On 5 April 2009, Gnakpa came on as a substitute and scored an extra-time winner as Luton defeated Scunthorpe United 3–2 to win the Football League Trophy final at Wembley Stadium. In that game he was used as a winger, a position where he then played regularly during the 2009–10 season under Harford's successor, Richard Money.

On 20 March 2010, Gnakpa scored a hat-trick in a 6–1 win over Ebbsfleet United, then continued his scoring streak with three goals in the next two games. His good form saw him awarded the Conference Premier Player of the Month award for March. In June 2010, Gnakpa was named in the Conference Premier team of the season.

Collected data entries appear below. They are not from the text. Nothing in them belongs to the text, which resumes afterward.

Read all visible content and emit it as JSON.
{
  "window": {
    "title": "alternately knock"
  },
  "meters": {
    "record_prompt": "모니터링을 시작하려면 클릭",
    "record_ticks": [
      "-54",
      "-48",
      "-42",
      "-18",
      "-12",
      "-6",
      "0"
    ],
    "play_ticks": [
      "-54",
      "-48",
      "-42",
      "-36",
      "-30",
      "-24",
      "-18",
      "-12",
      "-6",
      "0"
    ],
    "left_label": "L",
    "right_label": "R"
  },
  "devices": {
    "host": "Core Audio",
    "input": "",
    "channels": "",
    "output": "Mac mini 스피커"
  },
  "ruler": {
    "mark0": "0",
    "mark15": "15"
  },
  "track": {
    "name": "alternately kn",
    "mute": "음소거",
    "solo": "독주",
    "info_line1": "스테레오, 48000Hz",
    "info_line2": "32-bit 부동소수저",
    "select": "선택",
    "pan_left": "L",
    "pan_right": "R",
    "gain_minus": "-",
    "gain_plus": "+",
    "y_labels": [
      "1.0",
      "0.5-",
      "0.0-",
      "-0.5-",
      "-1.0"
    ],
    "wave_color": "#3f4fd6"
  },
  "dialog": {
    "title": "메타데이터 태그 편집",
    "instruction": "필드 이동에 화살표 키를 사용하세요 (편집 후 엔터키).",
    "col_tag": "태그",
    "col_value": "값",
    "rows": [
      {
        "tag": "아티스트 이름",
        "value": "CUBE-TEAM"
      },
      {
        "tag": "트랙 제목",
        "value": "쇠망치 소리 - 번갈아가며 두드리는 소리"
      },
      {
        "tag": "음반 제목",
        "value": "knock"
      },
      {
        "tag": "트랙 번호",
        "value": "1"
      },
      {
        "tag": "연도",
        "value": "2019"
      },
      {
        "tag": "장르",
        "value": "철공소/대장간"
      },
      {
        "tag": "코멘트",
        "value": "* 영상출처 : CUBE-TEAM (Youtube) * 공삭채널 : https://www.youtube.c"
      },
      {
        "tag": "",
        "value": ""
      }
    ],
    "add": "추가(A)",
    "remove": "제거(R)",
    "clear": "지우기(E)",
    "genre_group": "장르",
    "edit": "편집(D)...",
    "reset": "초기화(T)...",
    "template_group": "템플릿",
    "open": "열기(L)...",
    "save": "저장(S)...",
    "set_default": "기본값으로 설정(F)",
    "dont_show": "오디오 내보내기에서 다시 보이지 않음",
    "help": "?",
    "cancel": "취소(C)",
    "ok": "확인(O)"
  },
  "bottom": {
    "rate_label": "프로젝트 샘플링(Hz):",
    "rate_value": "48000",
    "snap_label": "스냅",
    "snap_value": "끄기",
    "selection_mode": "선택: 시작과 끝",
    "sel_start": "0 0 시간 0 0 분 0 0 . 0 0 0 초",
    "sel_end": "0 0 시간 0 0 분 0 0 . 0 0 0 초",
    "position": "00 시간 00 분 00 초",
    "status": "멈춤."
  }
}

Gnakpa continued his form into the next season, scoring 15 goals as Luton finished third in table, securing a play-off place.

On 1 July 2011, Gnakpa's contract with Luton ended, and he subsequently signed a one-year deal with League One side Walsall.

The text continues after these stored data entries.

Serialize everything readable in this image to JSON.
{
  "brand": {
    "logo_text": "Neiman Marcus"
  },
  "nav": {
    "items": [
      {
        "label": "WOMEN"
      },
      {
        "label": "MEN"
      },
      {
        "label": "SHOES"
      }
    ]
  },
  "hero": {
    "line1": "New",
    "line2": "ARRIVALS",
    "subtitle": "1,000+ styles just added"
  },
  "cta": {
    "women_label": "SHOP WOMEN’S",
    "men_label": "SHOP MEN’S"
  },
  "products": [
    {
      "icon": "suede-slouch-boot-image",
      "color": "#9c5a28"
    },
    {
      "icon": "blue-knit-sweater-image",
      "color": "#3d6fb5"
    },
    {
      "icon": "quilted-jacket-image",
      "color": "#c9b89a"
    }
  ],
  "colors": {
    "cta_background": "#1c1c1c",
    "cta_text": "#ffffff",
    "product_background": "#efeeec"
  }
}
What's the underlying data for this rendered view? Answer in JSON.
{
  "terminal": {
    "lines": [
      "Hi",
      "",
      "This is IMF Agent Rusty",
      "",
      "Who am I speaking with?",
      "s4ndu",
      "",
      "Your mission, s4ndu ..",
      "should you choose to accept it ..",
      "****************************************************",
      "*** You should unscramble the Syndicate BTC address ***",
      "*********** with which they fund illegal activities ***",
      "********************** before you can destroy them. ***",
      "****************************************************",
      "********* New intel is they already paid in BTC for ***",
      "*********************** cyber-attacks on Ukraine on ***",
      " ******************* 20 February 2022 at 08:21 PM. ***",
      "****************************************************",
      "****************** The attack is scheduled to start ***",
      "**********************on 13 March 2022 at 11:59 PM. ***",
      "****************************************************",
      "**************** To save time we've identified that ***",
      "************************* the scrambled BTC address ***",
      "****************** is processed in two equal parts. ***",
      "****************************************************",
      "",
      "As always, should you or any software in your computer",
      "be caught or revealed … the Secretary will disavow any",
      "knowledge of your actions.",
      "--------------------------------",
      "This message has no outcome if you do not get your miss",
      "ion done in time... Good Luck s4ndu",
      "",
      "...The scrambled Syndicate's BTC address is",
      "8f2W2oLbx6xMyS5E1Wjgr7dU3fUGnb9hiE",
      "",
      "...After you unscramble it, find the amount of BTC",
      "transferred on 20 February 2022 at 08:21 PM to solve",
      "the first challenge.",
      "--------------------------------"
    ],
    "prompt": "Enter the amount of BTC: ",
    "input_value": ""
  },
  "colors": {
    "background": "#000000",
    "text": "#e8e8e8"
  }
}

On 27 January 2012, Gnakpa signed for Scottish Premier League club Inverness Caledonian Thistle on a short-term contract. Walsall manager Dean Smith said that it was best to move on as Gnakpa wanted more first team appearances. Inverness manager Terry Butcher said that he was delighted he had signed him and that he was pleased to sign him after previously failing to.

He was released by Inverness in April having failed to make much of an impact during his stay.

On 5 August 2013, it was announced that Gnakpa has signed for I-League side Salgaocar.